I have not found exactly how R is calculating it yet. What I have calculated so far that is closest to stdres is using the deviance/df.residual in place of $\phi$ for all distributions on the 'pearson' residuals (for Poisson and binomial). It is different for each distribution.
This was all tested in proc genmod.
'rstandard' calculates the standardized deviance residuals just like SAS.
# Mixed Linear Model
'proc mixed' reports raw (conditional and marginal) residuals, the pearson residuals, and the internally studentized (or standardized) residuals.
https://support.sas.com/documentation/cdl/en/statug/63033/HTML/default/viewer.htm#statug_mixed_sect015.htm
https://support.sas.com/documentation/cdl/en/statug/63033/HTML/default/viewer.htm#statug_mixed_sect024.htm
Also includes notes on Cook's D and leverage for mixed linear model. These both lead to acquiring matrices that are not simple (or even possible in some cases) to extract from an lmer object.
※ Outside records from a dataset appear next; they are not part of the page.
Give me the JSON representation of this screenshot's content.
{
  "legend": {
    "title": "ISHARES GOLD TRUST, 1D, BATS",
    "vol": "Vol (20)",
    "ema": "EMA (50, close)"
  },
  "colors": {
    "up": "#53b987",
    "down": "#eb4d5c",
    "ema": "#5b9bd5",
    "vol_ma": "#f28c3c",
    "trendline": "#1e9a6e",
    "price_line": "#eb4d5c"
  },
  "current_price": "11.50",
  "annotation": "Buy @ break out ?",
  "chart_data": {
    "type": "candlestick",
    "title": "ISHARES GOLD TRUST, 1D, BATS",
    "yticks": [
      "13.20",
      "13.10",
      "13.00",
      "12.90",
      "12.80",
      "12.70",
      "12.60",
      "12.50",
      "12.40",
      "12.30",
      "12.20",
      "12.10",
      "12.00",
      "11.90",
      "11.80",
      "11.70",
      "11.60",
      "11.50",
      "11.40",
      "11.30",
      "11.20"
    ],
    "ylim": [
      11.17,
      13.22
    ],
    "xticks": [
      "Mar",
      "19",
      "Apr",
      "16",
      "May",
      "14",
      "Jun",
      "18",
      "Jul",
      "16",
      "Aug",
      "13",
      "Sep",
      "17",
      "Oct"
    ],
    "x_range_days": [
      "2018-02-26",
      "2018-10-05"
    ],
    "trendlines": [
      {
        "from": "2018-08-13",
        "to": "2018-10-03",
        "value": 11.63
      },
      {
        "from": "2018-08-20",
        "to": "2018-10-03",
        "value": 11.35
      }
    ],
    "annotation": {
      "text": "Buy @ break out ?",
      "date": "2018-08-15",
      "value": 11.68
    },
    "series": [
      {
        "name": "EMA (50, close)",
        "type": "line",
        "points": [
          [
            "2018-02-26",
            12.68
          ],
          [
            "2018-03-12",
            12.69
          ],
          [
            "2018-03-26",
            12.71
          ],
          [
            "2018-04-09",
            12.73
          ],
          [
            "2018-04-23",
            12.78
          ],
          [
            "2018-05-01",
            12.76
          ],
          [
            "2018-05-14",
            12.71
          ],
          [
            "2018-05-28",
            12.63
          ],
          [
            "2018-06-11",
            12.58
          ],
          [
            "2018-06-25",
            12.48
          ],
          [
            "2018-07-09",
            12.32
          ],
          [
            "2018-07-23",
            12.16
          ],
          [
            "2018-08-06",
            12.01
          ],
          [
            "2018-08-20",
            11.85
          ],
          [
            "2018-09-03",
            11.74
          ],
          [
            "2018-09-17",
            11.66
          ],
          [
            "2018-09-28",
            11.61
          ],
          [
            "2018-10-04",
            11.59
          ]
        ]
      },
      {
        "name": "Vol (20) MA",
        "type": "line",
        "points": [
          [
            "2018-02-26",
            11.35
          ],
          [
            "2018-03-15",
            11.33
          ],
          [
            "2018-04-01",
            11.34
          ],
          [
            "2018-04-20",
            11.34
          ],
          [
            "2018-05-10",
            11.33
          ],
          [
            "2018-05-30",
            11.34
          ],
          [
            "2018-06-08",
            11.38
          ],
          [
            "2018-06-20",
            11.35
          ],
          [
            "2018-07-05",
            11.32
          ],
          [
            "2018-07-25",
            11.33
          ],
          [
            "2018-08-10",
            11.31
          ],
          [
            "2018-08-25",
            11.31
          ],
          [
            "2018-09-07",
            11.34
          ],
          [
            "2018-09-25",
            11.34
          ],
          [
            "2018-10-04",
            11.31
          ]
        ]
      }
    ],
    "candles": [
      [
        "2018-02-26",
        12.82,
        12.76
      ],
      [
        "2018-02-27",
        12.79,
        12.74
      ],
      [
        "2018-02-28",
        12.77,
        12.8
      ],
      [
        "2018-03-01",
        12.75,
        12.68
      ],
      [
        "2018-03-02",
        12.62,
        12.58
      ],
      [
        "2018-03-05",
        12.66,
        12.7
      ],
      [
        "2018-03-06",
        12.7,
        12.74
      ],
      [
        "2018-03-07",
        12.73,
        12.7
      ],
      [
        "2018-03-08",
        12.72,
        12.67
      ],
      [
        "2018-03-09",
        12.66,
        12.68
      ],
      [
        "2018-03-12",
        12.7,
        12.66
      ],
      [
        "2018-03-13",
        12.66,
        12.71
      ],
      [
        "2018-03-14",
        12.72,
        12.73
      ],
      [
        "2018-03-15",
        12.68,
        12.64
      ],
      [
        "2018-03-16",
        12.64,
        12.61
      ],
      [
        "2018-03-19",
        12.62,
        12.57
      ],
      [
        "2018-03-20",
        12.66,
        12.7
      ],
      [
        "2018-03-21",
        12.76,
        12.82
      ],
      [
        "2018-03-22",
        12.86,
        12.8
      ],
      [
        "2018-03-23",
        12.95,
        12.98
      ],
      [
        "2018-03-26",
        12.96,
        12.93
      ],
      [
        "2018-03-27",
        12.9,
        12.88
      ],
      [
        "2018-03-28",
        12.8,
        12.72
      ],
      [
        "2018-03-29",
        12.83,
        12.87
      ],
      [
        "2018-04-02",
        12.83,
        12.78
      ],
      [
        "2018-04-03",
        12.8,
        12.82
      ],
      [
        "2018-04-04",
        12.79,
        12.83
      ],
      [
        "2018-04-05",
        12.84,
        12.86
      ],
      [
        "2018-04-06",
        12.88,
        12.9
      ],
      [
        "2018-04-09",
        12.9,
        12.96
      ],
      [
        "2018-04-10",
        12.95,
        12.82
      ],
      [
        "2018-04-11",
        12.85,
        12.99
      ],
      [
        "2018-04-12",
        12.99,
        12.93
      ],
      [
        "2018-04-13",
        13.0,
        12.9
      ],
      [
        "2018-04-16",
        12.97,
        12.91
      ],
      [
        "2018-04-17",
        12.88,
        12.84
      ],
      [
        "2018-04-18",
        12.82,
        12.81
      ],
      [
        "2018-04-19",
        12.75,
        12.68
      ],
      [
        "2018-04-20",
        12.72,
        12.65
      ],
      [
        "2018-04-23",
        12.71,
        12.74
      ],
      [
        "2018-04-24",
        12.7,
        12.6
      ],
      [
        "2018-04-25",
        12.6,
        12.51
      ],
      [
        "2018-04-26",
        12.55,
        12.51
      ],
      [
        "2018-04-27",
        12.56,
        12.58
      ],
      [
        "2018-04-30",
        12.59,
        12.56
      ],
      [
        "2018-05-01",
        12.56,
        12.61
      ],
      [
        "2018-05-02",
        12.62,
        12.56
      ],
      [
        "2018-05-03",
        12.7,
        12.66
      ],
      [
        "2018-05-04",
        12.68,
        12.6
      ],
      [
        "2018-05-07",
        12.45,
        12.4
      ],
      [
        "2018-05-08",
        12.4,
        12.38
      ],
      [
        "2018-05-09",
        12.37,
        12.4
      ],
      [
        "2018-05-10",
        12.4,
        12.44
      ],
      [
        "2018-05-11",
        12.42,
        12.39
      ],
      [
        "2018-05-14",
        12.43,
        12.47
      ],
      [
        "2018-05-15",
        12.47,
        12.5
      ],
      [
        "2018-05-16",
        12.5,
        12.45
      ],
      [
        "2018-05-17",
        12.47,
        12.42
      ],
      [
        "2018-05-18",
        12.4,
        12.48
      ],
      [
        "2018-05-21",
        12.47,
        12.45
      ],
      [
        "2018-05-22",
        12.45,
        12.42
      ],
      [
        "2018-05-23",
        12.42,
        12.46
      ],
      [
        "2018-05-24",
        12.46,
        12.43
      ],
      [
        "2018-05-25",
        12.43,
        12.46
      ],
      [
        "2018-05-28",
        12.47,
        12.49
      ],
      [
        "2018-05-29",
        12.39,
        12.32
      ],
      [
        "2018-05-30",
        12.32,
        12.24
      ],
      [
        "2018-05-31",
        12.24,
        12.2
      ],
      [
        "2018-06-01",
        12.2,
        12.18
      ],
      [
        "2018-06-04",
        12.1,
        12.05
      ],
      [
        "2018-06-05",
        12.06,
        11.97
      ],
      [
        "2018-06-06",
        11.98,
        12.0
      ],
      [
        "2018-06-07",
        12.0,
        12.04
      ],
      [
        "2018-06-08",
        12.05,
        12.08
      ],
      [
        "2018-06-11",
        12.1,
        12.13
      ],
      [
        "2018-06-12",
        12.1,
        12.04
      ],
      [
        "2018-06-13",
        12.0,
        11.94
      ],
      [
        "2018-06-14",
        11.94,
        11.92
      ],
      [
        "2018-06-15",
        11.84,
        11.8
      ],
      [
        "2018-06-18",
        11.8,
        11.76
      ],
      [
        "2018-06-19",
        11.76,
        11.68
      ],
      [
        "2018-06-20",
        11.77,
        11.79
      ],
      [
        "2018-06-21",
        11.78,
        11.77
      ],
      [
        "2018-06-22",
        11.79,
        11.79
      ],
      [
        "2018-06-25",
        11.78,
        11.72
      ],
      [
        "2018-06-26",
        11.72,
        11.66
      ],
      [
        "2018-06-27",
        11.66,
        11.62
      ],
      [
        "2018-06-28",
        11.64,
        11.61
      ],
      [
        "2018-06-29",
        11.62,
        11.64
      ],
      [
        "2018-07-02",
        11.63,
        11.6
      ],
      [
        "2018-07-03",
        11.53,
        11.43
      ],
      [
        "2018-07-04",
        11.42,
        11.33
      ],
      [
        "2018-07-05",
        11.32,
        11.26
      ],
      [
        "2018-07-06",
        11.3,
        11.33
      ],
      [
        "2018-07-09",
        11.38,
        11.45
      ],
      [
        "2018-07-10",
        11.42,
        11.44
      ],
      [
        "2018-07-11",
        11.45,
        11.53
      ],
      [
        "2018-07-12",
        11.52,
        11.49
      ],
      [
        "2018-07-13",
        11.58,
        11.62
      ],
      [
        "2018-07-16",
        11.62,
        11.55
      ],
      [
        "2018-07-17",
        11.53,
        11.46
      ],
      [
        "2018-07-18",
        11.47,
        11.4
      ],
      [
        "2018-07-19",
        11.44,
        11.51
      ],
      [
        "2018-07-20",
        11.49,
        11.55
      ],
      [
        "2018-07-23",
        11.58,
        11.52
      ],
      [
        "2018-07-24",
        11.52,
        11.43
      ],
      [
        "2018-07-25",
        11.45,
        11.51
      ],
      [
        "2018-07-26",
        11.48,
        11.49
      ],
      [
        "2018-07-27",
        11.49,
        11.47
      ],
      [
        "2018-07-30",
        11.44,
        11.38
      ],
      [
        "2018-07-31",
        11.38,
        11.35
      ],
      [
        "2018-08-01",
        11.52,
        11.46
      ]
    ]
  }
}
*SUGGESTION: include raw, pearson for now, and eventually internally studentized (standardized) residuals (r is set up to do conditional. Will have to code all by hand if want raw marginal.*
#### Raw Residuals
$y_i-\hat{y_i}|blups$
The 'resid(model, type="response")' gives the raw residuals where the predictions include the blups of the random effects.
#### Pearson Residuals
*The 'resid(model, type="pearson")' does not give the pearson residuals.* It gives the raw residuals conditional on the blups.
For the conditional residuals, SAS calculates it in the following way:
$\frac{y_i-\hat{y_i}|blups}{\sqrt{\sigma^2}}$ where $\sigma^2$ is the estimate of the residual variance.
# Mixed Generalized Linear Model
'proc glimmix' reports raw (marginal and conditional), pearson, and internally studentized (standardized) residuals.
https://support.sas.com/documentation/cdl/en/statug/63033/HTML/default/viewer.htm#statug_glimmix_a0000001413.htm
*SUGGESTION: Include raw, pearson, and deviance as given by the 'resid' function.
#### Raw Residuals
$y_i-\hat{\mu_i}|blups$
The 'resid(model, type="response")' gives the raw residuals on the ilink scale where the predictions include the blups of the random effects.
#### Pearson
$raw/sqrt(var(\mu|blups))$
I believe the 'resid(model, type="pearson")' gives the correct values, but I cannot get SAS to give me pearson residuals on ilink.
#### Deviance
I believe the 'resid(model, type="deviance")' gives the correct values, but I cannot get SAS to give me pearson residuals on ilink. Using the deviance functions for a generalized linear model gives the same results as using 'resid'
#### Scaled
SAS says to take raw residuals and divide by the estimate of the variance of the residuals. I cannot tell if this is just the sample standard deviation of the residuals.